We live in a massively diverse world and good design should broaden perspectives and expand our understanding of the world. Seek and amplify perspectives that challenge assumptions—it’s how teams and products grow stronger.
Good design is often described as invisible. To me, it doesn’t just mean clean interfaces and elegant use of white space. It means problems don’t arise because someone planned for them. The seams never show because someone already pulled on every thread.
In my experience, the people most likely to pull on those threads aren’t the ones with the most traditional backgrounds. They’re the ones who come out of left field with an unlikely scenario nobody else thought to raise, and ask “will it work for this?” Because when you can design something that holds up in the most unusual, high-stakes, or improbable situation, it’ll work effortlessly for your everyday ones too.
I’ve seen what happens when that perspective is missing from the room. I worked on a team designing a messaging feature that would let customers communicate directly with service providers through an app. Sounds straightforward until someone on our team, who had the lived experience of being stalked and harassed online, flagged that the initial release had no privacy or safety controls whatsoever. That observation didn’t come from a research report. It came from someone who knew firsthand what that risk felt like.
I’ve observed a team designing a cost-splitting feature framed around splitting the bill for an expensive international vacation…for a platform where the average customer was someone who held multiple part-time jobs. The disconnect was staggering. I once had to explain to a senior leader why a user calling support from a bus was a completely reasonable scenario. Their instinct was to ask why that person couldn’t just call from their car, which assumed car ownership was a given, and that someone working back-to-back shifts and commuting on public transit had twenty private minutes to spare.
Working in tech, especially at a certain level, can insulate you from the everyday constraints and realities that a lot of people navigate. Nobody in that room was being careless on purpose. They were just designing from their own experience, which is exactly what we all do when we don’t have other perspectives in the room to push back.
There’s a version of this that gets dismissed as a research problem, and yes, strong qualitative and quantitative research can surface a lot of it. But research requires time, attention, and a genuine commitment to understanding your full user base, not just the one that looks like your core—or ideal—user. And when your team shares the same academic background, the same career trajectory, the same general relationship to stability and privilege, the research questions you think to ask may reflect that. You can’t investigate the gaps you don’t know exist.
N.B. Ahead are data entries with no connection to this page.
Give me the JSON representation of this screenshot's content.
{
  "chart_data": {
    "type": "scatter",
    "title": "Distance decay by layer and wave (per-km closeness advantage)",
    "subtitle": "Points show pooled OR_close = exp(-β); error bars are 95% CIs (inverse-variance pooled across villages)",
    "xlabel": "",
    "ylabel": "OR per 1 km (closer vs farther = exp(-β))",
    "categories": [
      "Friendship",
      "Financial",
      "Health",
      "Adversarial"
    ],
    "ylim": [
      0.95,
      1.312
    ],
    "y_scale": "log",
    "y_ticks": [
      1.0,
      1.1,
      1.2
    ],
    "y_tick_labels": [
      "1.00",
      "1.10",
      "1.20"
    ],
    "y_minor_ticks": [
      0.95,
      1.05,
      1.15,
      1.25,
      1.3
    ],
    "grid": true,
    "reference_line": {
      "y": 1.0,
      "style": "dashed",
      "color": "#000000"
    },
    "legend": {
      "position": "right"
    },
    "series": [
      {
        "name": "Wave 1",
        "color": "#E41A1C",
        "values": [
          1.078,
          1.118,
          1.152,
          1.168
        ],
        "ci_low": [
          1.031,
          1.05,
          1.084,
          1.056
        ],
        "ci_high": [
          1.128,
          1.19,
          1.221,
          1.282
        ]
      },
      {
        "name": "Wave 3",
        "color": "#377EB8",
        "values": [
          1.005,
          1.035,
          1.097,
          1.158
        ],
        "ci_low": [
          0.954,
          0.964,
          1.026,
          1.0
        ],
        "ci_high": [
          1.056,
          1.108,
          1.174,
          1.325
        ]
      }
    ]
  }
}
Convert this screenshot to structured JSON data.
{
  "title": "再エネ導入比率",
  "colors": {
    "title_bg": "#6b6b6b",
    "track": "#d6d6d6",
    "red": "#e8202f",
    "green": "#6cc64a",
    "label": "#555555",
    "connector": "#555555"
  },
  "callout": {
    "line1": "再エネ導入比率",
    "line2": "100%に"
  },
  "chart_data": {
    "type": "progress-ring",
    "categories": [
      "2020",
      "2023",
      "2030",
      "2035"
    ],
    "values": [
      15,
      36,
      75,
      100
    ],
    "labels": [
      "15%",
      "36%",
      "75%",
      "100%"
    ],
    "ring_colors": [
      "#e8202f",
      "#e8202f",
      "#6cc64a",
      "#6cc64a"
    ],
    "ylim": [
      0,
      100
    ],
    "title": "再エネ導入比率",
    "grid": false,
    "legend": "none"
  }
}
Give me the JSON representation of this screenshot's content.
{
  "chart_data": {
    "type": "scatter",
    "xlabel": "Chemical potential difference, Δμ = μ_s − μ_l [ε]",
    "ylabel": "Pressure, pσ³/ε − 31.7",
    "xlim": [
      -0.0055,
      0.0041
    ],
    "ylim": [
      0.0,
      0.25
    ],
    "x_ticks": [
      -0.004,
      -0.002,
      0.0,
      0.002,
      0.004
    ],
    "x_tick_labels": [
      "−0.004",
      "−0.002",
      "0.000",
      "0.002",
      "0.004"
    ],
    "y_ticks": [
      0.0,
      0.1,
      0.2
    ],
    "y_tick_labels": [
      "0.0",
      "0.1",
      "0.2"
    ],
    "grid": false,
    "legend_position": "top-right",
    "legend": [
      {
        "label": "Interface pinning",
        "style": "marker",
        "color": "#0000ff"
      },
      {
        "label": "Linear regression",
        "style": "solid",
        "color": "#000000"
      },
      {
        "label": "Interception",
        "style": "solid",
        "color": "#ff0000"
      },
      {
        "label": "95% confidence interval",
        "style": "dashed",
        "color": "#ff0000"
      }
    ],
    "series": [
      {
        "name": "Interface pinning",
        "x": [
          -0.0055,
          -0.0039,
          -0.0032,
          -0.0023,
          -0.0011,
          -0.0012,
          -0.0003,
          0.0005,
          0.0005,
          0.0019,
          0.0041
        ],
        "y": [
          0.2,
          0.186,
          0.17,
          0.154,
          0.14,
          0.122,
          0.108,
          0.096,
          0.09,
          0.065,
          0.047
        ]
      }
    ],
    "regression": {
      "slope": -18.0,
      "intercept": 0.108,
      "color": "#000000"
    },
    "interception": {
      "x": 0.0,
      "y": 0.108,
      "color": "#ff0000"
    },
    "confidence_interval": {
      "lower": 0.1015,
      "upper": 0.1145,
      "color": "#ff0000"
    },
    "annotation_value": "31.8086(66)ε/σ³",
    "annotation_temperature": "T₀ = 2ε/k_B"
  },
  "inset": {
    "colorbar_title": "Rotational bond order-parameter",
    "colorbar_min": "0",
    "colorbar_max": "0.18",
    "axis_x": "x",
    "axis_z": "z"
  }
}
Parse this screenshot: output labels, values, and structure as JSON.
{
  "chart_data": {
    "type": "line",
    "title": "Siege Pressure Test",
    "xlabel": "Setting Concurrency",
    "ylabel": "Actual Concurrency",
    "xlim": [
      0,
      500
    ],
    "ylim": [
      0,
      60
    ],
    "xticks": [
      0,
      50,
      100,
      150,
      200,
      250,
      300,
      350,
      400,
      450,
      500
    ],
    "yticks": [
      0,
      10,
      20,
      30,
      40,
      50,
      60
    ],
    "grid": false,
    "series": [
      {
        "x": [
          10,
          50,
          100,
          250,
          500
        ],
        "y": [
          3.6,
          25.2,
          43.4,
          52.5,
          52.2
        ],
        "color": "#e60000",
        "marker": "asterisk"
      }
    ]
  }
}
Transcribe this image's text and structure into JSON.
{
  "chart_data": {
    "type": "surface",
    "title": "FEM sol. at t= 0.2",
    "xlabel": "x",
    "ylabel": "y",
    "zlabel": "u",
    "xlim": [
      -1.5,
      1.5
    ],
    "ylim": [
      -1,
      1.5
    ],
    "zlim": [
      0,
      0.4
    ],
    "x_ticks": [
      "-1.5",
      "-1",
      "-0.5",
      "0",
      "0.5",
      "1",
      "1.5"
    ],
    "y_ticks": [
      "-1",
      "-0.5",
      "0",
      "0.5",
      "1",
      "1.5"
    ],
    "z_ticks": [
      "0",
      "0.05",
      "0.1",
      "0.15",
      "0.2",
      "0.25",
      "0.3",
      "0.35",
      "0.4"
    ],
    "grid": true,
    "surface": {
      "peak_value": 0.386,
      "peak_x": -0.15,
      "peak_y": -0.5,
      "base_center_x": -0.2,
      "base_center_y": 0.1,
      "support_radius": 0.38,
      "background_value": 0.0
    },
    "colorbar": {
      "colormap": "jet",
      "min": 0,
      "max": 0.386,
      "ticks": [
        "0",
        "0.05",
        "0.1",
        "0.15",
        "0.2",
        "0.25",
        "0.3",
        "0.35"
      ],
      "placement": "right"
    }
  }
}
Design for the Edge Cases, Hire for the Unexpected
This is why I care deeply about who’s in the room. Not just about diversity as an abstract organizational value, but because people who have had non-linear careers, unconventional paths, and varied life experiences bring a fundamentally different quality of thinking to design problems. They ask harder questions. They’re more likely to see around corners. They’re less likely to assume that the way they experience the world is the way everyone does.
When I hire, I’m not just scanning for expensive colleges, impressive company names or tidy career ladders. I’m looking for range. Curiosity. Evidence that someone has worked across different product areas, thought about downstream effects, and demonstrated some genuine understanding of the people who use what we build. A portfolio full of polished case studies from well-resourced companies is one signal. But the designer who can tell me about a time they caught something nobody else saw, that’s the person I want on my team. I want to work with people who humble me when I miss something, because they brought their unique perspective into the room—it’s what makes us all stronger.